Para Lola, Suzano foi claramente a reprodução do que ocorreu em Realengo. “Nós avisamos o que iria acontecer se liberassem armas. Bolsonaro, você tem sangue nas mãos”, escreveu no Twitter.
A Vice explicou como esses grupos de ódio atraem os chamados “incel”, contração de “involuntary celibates”, que pode ser traduzido como “celibatários involuntários”.
Nos Estados Unidos, onde os massacres em escolas são relativamente mais recorrentes, o conceito de incel não é tão desconhecido, e está associado a “ativistas dos direitos dos homens (Men’s Rights Activists, em inglês) e os próprios jovens que se identificam como alt-right (muitas vezes são a mesma coisa).”
O americano Dale Beran escreveu a respeito do “4chan” – o fórum é o “coração da alt-right” estadunidense e uma das plataformas de apoio a Donald Trump e às teorias de Steve Bannon – que se trata de “homens sem emprego, sem perspectivas na vida e, por extensão (como eles declamavam), sem namoradas. (…) Em consequência de seu fracasso, o conceito distante e abstrato de mulheres de carne e osso provoca neles sentimentos de humilhação e rejeição.” Ponte Jornalismo notou que a descrição serve para o Dogolachan.
“O racismo e a misoginia que os Dogolachan despejam na internet não são a do homem branco que se vê como membro de uma casta superior.
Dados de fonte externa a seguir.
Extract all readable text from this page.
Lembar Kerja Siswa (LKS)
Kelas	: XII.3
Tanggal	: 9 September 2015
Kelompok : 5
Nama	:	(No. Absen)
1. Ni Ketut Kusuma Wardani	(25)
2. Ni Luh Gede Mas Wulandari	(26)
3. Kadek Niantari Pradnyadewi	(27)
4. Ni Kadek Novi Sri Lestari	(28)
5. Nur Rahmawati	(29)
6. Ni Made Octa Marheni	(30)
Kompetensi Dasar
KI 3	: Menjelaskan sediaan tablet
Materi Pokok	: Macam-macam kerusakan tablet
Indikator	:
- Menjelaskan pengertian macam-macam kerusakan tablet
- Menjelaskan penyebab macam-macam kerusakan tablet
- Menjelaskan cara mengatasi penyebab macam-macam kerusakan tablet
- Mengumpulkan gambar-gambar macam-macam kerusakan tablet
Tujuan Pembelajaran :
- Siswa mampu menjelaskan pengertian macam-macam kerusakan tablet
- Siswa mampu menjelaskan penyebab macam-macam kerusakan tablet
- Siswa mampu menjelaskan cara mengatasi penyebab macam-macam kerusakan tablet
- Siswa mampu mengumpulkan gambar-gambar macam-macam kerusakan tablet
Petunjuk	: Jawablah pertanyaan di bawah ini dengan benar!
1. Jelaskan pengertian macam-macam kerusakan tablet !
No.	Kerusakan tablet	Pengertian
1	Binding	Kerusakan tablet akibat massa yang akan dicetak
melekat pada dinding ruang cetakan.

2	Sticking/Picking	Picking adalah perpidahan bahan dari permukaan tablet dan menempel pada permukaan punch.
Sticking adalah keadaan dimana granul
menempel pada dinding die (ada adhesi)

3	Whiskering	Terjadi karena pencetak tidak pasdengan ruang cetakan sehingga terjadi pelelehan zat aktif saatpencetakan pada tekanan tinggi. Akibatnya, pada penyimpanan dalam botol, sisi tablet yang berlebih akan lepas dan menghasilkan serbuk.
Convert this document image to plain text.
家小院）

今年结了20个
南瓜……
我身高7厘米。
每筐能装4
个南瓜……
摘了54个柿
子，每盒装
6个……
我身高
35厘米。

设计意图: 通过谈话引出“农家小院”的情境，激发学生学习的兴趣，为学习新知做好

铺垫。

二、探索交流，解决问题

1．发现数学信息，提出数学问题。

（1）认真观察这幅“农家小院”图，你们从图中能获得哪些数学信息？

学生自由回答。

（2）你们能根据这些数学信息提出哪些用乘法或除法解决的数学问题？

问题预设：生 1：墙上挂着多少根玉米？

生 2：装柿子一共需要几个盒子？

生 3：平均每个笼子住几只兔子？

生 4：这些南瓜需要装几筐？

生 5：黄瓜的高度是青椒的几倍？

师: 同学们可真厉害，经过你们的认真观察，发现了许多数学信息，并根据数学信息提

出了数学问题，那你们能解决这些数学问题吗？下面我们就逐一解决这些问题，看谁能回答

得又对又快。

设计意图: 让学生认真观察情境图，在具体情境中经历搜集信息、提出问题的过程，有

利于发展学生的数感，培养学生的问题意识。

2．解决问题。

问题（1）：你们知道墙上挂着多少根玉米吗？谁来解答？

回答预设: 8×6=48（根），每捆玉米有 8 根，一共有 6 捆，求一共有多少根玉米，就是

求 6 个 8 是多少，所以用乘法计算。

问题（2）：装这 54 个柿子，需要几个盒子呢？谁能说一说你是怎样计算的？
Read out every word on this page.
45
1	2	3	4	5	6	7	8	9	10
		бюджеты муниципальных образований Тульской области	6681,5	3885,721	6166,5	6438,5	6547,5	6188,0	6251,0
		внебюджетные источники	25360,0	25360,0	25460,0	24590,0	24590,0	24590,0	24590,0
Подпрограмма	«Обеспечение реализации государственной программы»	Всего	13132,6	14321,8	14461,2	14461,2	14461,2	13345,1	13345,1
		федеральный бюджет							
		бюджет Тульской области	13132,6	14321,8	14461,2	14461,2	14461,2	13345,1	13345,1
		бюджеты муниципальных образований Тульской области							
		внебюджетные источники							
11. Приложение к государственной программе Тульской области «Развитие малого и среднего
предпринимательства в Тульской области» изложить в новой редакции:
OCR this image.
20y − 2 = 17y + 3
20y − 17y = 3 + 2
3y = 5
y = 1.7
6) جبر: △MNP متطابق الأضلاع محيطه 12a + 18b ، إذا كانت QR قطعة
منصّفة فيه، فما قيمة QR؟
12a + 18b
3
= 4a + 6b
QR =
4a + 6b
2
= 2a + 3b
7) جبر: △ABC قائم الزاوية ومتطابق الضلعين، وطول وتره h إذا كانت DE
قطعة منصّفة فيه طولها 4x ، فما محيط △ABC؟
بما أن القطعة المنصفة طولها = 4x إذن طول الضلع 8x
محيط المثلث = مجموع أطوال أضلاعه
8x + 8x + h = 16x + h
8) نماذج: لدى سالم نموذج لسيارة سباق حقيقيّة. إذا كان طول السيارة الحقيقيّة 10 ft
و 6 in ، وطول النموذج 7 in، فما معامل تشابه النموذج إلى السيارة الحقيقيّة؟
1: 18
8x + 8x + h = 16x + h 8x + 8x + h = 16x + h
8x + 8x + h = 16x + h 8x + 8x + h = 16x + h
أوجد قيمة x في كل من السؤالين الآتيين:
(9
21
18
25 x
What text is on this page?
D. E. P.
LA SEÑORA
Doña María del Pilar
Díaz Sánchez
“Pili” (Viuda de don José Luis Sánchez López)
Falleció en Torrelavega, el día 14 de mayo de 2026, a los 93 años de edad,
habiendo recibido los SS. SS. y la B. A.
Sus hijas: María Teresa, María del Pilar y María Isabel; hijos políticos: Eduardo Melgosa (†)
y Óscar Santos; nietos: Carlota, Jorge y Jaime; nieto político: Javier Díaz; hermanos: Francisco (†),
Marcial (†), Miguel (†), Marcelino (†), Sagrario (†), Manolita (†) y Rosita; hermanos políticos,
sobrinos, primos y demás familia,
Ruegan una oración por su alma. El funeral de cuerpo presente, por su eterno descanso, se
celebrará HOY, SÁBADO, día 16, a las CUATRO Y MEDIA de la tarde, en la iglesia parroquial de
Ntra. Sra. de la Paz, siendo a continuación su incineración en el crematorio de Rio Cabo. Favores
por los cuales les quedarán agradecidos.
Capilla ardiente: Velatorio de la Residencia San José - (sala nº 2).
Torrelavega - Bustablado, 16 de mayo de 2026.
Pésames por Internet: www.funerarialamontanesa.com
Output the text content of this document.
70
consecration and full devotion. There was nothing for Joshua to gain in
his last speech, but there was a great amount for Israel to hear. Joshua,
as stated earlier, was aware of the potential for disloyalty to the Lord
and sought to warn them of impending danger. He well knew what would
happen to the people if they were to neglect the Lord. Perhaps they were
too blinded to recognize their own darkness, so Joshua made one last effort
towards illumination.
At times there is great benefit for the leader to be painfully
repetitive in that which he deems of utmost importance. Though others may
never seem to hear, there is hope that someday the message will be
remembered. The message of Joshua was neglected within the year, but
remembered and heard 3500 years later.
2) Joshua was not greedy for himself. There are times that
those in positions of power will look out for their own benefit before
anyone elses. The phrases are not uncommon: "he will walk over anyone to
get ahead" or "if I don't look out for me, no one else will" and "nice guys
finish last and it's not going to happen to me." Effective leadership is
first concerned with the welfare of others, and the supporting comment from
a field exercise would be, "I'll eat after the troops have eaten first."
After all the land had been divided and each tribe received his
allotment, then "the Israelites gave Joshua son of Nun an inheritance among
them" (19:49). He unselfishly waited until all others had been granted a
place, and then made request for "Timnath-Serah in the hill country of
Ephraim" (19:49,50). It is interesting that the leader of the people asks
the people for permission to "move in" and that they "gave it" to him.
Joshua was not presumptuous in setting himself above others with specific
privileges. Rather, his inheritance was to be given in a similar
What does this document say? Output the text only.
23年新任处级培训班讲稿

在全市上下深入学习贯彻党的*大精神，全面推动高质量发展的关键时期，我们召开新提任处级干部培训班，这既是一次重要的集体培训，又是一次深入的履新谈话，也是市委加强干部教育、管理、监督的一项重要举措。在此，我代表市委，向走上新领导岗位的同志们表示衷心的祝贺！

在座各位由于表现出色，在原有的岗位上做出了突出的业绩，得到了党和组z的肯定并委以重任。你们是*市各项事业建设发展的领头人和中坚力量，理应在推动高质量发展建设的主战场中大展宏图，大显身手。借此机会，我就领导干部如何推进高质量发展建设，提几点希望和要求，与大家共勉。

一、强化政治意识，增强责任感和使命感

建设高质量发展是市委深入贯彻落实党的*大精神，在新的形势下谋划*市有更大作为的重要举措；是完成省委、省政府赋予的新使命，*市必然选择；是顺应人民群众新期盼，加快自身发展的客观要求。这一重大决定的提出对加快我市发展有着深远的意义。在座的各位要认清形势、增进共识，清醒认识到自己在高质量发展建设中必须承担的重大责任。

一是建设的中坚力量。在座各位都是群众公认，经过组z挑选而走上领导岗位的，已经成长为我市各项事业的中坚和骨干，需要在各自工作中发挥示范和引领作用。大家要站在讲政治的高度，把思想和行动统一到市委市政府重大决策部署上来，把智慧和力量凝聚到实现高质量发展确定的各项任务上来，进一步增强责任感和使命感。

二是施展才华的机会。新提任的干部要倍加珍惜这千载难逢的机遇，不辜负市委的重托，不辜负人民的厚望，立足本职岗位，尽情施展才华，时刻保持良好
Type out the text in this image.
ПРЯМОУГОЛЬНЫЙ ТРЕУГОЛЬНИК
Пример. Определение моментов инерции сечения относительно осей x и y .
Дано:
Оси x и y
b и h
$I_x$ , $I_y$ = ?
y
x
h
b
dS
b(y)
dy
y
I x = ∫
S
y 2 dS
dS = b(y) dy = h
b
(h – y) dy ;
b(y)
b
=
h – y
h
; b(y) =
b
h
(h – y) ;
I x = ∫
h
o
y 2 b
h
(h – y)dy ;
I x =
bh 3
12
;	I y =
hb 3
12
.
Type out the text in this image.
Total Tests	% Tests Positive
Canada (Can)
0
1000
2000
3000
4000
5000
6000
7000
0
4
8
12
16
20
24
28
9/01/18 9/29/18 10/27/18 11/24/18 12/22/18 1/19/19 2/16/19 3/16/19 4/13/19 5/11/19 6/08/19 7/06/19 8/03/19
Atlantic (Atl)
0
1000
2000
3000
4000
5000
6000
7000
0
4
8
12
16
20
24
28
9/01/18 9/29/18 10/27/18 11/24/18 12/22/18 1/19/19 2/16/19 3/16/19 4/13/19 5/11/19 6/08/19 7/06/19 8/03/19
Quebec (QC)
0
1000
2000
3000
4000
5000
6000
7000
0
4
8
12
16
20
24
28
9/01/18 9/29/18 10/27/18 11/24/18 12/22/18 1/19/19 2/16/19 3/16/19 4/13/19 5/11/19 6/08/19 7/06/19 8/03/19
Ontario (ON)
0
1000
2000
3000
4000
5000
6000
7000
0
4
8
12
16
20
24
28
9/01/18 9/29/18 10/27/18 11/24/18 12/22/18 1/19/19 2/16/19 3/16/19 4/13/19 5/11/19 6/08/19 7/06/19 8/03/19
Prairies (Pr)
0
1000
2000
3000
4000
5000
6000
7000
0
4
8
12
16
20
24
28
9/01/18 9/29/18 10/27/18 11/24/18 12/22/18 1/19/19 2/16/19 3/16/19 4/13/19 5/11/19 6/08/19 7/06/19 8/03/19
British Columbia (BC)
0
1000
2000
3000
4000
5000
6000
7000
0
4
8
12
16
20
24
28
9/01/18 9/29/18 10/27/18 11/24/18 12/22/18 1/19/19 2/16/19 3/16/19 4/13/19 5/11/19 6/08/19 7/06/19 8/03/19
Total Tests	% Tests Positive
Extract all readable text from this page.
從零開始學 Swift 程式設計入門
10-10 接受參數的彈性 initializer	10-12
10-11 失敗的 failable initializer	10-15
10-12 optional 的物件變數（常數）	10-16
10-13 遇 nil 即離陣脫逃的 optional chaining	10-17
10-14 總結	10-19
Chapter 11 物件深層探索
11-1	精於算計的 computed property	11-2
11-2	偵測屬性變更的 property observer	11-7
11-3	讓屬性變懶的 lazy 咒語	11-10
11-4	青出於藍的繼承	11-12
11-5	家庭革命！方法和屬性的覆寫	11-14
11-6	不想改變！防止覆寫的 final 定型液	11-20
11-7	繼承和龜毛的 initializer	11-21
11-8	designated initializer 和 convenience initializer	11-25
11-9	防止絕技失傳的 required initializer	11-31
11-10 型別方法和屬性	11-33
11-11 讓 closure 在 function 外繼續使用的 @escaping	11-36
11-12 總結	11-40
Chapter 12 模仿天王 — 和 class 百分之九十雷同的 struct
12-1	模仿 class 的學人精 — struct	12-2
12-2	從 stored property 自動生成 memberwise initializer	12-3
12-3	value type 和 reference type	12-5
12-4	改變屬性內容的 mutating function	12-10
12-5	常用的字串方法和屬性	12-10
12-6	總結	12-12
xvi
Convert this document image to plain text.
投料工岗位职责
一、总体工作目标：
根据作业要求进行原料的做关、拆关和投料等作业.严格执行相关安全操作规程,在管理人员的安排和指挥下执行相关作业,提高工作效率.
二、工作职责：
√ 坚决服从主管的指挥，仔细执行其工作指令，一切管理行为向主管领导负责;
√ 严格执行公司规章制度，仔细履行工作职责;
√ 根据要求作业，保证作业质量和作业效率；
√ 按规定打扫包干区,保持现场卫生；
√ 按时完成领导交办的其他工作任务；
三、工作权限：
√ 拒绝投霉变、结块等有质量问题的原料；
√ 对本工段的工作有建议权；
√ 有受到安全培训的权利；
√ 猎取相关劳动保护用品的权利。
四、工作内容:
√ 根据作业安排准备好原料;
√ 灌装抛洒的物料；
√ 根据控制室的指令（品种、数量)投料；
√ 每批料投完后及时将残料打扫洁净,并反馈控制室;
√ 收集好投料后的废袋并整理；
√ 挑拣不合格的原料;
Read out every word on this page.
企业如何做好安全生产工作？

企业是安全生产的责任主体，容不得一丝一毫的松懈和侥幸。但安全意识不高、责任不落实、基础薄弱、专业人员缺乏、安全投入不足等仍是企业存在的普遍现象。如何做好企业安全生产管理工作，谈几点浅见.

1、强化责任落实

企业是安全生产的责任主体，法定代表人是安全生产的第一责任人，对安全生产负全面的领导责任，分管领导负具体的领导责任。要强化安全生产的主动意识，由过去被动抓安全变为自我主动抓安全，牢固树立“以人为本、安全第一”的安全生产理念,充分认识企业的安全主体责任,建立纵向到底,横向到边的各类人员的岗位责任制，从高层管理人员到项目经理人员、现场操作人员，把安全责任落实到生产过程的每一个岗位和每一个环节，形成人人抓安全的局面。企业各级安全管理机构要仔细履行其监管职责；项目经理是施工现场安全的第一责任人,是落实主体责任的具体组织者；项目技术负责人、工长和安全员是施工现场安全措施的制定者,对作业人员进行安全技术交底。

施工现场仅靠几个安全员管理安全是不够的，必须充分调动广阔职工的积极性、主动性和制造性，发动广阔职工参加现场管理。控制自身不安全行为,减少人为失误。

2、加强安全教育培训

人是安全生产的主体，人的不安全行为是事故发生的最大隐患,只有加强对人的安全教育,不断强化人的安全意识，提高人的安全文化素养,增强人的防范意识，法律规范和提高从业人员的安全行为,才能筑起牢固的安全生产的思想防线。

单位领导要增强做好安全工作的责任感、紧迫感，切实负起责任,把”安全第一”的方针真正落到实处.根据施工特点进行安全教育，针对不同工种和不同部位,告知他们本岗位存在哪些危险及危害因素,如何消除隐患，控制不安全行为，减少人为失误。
Ao contrário, são o racismo e a misoginia de seres que se vêm como inferiores: como dizem em vários posts, os anônimos do fórum se acham mais feios, mais patéticos, mais gordos ou mais pobres do que seus semelhantes. Talvez por isso, enxerguem na sua identidade de homem branco a última possibilidade para se agarrar em busca de algum fiapo desesperado de amor-próprio. Como que saudosos de um tempo mítico em que teriam acesso às mulheres do mundo apenas pelo fato de serem homens e brancos, os jorges do Dogolachan passam a lamentar a “decadência da civilização ocidental” por dar poder às minorias.”